Alaister
Alaister
triqueta.jpg
Diety
Titles: The all knowing, The grand mage
Home: ????
Alignment: True Neutral
Portfolio: Knowledge and magic
Worshipers: Bards, Scholars, Wizards
Cleric Alignments: CN, LN, N, NE, NG
Domains: Knowledge, Arcane, Magic, Rune
Blessings: Knowledge, Magic, Rune
Favored Weapon: Staff
Symbol: A Triqueta
Sacred Animal: Owl
Sacred Colors: Purple

Dogma

Alaister is a distant deity who promotes no special agenda, except proclaiming magic the most important force in the world—more vital than good, evil, law, or chaos. Most of his clerics observe strict neutrality. One missal advises Alaister's followers to seek balance above good, evil, law, or chaos and to push back encroachments of good or evil. This steadfast moderation in political, ethical, and philosophical affairs earns Alaister and his followers few friends. Nevertheless, Alaister’s worshipers are respected for their knowledge and magical prowess, and their advice is valued (if not always completely trusted).

History

Alaister was the second god created by the Alleria during the creation of the world and the gods and is considered one of the wisest and serves as counsel and advisor to the rest of the gods.

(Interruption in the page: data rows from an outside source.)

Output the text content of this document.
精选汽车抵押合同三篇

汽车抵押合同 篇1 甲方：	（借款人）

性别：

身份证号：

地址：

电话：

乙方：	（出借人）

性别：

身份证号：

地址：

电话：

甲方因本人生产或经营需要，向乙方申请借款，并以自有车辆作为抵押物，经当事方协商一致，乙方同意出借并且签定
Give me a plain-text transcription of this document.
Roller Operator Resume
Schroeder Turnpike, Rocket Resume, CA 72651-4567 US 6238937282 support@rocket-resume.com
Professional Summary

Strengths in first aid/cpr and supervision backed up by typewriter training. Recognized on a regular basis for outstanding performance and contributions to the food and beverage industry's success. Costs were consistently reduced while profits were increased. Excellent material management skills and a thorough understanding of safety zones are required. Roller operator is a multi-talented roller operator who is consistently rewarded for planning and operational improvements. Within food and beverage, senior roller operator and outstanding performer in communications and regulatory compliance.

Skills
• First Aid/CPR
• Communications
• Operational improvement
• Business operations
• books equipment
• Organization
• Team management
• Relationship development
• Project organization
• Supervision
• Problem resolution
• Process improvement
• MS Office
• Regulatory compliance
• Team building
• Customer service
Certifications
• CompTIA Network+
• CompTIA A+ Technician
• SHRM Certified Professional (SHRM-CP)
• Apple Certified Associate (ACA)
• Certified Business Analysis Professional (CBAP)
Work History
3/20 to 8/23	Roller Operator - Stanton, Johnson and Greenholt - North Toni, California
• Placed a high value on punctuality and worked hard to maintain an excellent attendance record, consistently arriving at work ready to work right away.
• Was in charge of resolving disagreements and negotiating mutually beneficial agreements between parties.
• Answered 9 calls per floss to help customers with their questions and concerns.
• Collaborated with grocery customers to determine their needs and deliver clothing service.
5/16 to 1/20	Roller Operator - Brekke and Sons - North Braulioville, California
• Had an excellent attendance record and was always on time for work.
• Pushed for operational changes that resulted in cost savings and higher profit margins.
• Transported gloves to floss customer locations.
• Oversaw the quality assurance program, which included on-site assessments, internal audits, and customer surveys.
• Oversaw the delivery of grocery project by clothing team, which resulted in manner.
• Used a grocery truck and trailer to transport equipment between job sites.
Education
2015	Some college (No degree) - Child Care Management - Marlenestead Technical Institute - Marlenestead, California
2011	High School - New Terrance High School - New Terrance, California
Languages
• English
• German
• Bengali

Alaister is the 'God of Magic', and he is said to be the creator of Arcanium and the Vada people. The Vada people, at the very least, acknowledge his existence; however, the majority of the race actually worships him.

Depictions

Alaister appears as a frightening male Vada emanating with great energy. Alaister is also portrayed as a middle-aged man with white hair wearing purple robes decorated with golden runes.

Divine Intervention

Divine Servants

Alaister holds magic above all things, those unable to do or use magic are held as lesser by the faith, denied the divine majesty of working spells. Creatures with magic abilities or properties are held as sacred to his faith.

Church of Alaister

The church does not actively encourage others to study magic, but neither does it discourage them; its primarily concern is balance.

Worshipers and Clergy

Alaisters' lay followers double as teachers, lorekeepers and historians-they stockpile knowledge and magical teachings, which they disseminate to those who will use it well. He Above is a popular deity with adventurers; more active Scholars make excellent companions when delving into ancient ruins or tangled webs of deception, less active Scholars will often sponsor adventuring groups to recover knowledge in Alaisters' name and the Lorekeepers can provide them with sage advice they often need.

His active clergy can be split into three main branches: the Lorekeepers, who maintain and organize his storehouses of knowledge. The Lightbringers, who function as missionaries 'carrying the light of learning to the darkness'. And the Scholars, who, despite their sedate name, specialize in the dangerous work of seeking out lost and hidden knowledge, and bringing it back out into the light of day.

Temples and Shrines

Alaister's temples are often very wealthy, and heavily decorated. Temples of Alaister can take any shape, from that of a wizard's laboratory to fortress or even a small palace. They are always staffed by magically knowledgeable people, and take quite a mercenary approach to their services. Different temples may have a different focus in magic, however many try to maintain balance. The holy scripts of Alaister are always written on a temples interior walls. Alaister's temples are generally tall, round towers. Some temples of Alaister are guarded by pious templars who combine arcane magic with martial training. Services performed by Alaister's temples include the identification of magical items and other divination spells.

Holy Texts

The clergy consider all books of magic to be holy texts to Alaister, and most of the scripts and writings associated with his faith include spellcraft, and dual methods of application and interpretation. Often in immediately contradicting paragraphs.

** The Book of Magic**
This is a comprehensive guide for channeling magic and the ramifications of its use and misuse.

Holidays

Services and occasions vary from temple to temple, though most ceremonies involve the active use of magic and chanting.